The RADIUS server is responsible for authenticating users and maintaining their account information, while the RADIUS client is typically a network device that forwards authentication requests to the server. The reason this distinction matters is that it allows the server to be centrally located and managed, while the clients can be distributed throughout the network. This architecture also makes it possible for the server to authenticate users against multiple databases, such as an LDAP server or a local file.

The implications of this are that if the server goes down, the entire network will be unavailable to users. This is why it is important to have redundant RADIUS servers in a production environment.

•  A RADIUS server can authenticate users against multiple databases

RADIUS supports multiple authentication methods, including PAP, CHAP, MS-CHAP, and EAP. PAP is the simplest authentication method and sends the username and password in clear text. CHAP encrypts the password but sends it over the network in plain text. MS-CHAP encrypts both the username and password. EAP is a more secure authentication method that uses digital certificates.
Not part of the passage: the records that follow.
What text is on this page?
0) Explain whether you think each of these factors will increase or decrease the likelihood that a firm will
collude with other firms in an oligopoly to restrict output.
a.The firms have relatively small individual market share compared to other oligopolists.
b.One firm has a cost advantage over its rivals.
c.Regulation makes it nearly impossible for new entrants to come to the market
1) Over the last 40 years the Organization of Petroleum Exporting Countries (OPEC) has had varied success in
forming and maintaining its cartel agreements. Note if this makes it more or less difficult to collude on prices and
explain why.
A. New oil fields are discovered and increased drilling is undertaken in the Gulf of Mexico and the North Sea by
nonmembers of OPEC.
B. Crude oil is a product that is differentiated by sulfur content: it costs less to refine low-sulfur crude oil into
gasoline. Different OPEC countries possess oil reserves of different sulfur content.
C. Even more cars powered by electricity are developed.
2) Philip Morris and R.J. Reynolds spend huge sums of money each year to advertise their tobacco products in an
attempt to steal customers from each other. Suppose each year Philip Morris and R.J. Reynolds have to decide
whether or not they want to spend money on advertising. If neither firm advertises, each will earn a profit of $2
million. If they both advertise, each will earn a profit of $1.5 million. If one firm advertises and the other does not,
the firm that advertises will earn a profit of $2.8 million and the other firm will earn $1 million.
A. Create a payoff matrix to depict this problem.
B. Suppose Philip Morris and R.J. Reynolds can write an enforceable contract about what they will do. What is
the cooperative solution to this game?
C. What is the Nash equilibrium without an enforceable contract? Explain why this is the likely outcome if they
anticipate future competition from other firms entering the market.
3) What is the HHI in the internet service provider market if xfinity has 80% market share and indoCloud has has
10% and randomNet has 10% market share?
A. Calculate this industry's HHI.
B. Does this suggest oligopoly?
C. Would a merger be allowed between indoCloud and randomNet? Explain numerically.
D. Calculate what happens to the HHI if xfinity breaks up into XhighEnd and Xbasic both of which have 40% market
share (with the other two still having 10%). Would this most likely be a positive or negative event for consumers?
•  RADIUS uses UDP for transport

RADIUS uses UDP as its transport protocol. UDP is a connectionless protocol, which means that each packet is sent independently and does not require a connection to be established beforehand. This makes RADIUS very scalable, as it can support a large number of clients without requiring a lot of resources on the server.

It matters that RADIUS uses UDP for transport because UDP is a less reliable protocol than TCP. This means that RADIUS packets can be dropped or lost in transit. However, this is usually not a problem because RADIUS uses retransmission and error checking to ensure that packets are delivered reliably.

•  The RADIUS server must have a shared secret with the clients

The RADIUS server and clients must have a shared secret, which is used to encrypt and decrypt packets. This shared secret is typically a password or phrase that is known only to the server and clients. Without the shared secret, an attacker would not be able to read or modify the packets being exchanged between the server and clients.

•  RADIUS uses Access-Request and Access-Accept packets

When a client sends an authentication request to a RADIUS server, it does so using an Access-Request packet. The server then responds with an Access-Accept or Access-Reject packet, depending on whether the authentication was successful. If the authentication was successful, the server will also include an Access-Challenge packet, which contains a challenge that the client must answer to prove its identity.

•  RADIUS can be used for AAA

RADIUS can be used for AAA, which stands for Authentication, Authorization, and Accounting. Authentication is the process of verifying a user's identity, authorization is the process of determining what resources a user is allowed to access, and accounting is the process of tracking and billing for a user's usage.

AAA is a common security model that is used to control access to network resources.

•  RADIUS is standardized by the IETF

RADIUS is a standards-based protocol, which means that it is defined by an Internet Engineering Task Force (IETF) specification. The most recent version of the RADIUS specification is RFC 2865, which was published in June 2000.

•  RADIUS is commonly used by ISPs

RADIUS is commonly used by Internet service providers (ISPs) to authenticate and authorize users who are trying to access the internet. RADIUS is also used by corporate networks to authenticate and authorize users who are trying to access the network.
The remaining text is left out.